Puis notre mère m'a demandé de te pardonner. Tu t'imagines ? Me demander de te pardonner ? J'aurais voulu échanger ma vie avec la tienne. Ou au moins partager ce qui reste de la mienne avec toi. Pourquoi est-ce qu'on ne peut pas faire ça ? Je suis plus âgée. J'aurais dû mourir avant toi. C’est toi qui aurais dû me pleurer. Pas l'inverse, Mohammad.

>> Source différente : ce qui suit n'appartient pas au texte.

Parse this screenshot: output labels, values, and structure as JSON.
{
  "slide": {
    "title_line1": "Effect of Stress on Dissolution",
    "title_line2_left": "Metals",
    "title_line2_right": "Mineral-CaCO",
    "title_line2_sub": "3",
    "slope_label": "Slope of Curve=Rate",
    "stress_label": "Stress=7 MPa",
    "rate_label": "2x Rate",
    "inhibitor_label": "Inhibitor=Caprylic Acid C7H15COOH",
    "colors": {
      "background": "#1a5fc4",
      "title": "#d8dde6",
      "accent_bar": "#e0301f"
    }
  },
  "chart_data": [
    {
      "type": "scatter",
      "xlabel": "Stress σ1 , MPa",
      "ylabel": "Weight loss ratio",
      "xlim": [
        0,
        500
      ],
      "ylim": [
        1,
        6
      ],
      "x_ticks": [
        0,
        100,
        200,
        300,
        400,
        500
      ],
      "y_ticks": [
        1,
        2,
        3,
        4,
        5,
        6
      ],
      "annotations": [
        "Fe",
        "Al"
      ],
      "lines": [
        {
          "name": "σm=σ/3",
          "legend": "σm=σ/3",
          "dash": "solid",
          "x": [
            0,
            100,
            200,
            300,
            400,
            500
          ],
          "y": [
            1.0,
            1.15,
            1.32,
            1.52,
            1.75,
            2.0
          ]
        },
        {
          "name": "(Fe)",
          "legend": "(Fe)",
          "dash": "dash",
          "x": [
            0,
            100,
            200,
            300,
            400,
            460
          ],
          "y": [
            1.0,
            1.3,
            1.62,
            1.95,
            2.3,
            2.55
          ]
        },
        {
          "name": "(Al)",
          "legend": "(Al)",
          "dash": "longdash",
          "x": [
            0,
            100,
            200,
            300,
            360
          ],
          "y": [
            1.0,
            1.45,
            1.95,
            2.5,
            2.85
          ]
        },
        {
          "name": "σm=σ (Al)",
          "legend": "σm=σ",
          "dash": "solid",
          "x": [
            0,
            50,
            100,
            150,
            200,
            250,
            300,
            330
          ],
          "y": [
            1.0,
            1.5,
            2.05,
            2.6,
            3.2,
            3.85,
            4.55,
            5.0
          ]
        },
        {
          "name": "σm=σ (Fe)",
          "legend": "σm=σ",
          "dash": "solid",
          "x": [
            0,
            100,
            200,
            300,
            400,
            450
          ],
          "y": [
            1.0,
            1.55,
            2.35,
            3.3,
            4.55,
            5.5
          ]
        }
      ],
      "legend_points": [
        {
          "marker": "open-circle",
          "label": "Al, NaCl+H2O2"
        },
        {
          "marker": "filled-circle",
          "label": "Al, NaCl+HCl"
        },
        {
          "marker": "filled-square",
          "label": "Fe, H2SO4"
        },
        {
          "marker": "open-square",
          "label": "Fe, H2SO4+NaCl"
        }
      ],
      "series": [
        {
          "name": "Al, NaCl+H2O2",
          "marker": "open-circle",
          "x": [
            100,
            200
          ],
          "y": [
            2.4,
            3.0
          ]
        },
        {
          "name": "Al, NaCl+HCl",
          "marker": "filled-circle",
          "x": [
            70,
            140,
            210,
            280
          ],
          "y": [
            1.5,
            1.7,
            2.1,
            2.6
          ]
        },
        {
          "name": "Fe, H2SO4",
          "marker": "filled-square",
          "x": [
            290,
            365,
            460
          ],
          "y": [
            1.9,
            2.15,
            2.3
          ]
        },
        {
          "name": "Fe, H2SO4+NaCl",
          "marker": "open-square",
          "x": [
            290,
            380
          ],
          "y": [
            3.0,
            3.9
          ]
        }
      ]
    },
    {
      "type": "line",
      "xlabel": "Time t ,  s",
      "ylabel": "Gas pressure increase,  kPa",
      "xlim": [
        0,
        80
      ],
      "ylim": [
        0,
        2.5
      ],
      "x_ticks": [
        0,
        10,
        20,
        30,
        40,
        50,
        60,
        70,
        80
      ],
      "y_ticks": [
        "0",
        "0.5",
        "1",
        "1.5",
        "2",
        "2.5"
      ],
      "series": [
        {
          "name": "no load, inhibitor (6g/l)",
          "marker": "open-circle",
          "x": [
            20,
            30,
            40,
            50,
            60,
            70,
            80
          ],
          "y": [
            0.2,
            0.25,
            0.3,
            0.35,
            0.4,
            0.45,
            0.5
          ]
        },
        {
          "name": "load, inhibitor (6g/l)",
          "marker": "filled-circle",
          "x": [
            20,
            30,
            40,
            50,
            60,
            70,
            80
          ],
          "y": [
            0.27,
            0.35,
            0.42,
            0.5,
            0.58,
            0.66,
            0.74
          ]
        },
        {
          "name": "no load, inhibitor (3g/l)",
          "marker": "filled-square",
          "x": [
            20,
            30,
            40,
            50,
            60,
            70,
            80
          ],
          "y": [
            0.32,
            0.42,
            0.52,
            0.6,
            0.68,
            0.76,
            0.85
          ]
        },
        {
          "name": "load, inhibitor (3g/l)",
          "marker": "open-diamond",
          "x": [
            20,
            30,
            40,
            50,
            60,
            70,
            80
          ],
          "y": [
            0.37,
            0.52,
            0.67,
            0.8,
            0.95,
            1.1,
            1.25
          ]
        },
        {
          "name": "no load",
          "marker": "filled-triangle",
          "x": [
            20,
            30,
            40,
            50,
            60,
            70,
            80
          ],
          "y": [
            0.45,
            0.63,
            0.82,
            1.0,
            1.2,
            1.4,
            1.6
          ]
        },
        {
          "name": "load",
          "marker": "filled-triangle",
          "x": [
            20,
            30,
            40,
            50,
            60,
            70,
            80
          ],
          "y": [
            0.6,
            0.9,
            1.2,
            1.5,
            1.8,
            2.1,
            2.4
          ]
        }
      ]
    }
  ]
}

Je me suis traînée hors de la station de métro jusqu'à mon cours sur le campus de Sulaymaniyah. Quand les filles m'ont vue, elles se sont inquiétées et se sont précipitées vers moi pour me demander ce qui s'était passé. “Tu as de mauvaises nouvelles ?” J'ai essayé de transmettre la nouvelle de ta mort avec autant de dignité que possible au milieu de mes larmes et de mes sanglots. “Non, en fait, ce n'est pas une mauvaise nouvelle. Mon frère est devenu shahid ce matin.” [*shahid : “martyr”, tombé au champ d’honneur]. Tous ont fondu en larmes pour toi, Mohammad. Puis mon professeur est arrivé et a appris la nouvelle. Pour l'amour de tes beaux yeux, mon frère, mon professeur a refusé de faire cours. Pour tes beaux yeux, Mohammad, il a récité le Coran. Pour tes beaux yeux, Mohammad, tout le monde a fondu en larmes.
Je ne sais pas comment je suis rentrée au foyer. Je ne sais pas comment j'ai pu annoncer la nouvelle aux gens. J'ai pleuré, Mohammad. Mes yeux étaient tout gonflés et j'ai commencé à avoir mal au crâne. Tu peux croire ça, Mohammad ? Je n'ai même pas l'impression d'avoir tant pleuré que ça. Sept jours ont passé, et je n'ai toujours pas l'impression d'avoir assez pleuré pour toi.
Mohammad, dois-je haïr la mort pour nous avoir séparés ? Ou dois-je haïr les Israéliens pour avoir lancé cette bombe ? Ou dois-je haïr les Américains pour avoir financé et armé Israël ? Ou devrais-je haïr les gouvernements occidentaux pour leur soutien à Israël ? Ou devrais-je haïr les dirigeants arabes et musulmans pour avoir regardé Gaza se faire massacrer les bras croisés ? Eh bien, mon frère aimé, je les déteste tous.
Je t'adresse mes vœux après chaque prière. Les reçois-tu ? J'en suis certaine. Je t'imagine assis, paisiblement, souriant innocemment, montrant tes dents parfaites, sautant joyeusement lorsque les anges te transmettent mes vœux, et disant fièrement : “J'ai toujours su qu'elle m'aimait”.
Je te promets de ne jamais cesser de t'écrire. Je promets de ne jamais cesser de t'adresser mes pensées. Je promets de ne jamais faire la paix avec aucun de ceux qui t’ont tué, Mohammad.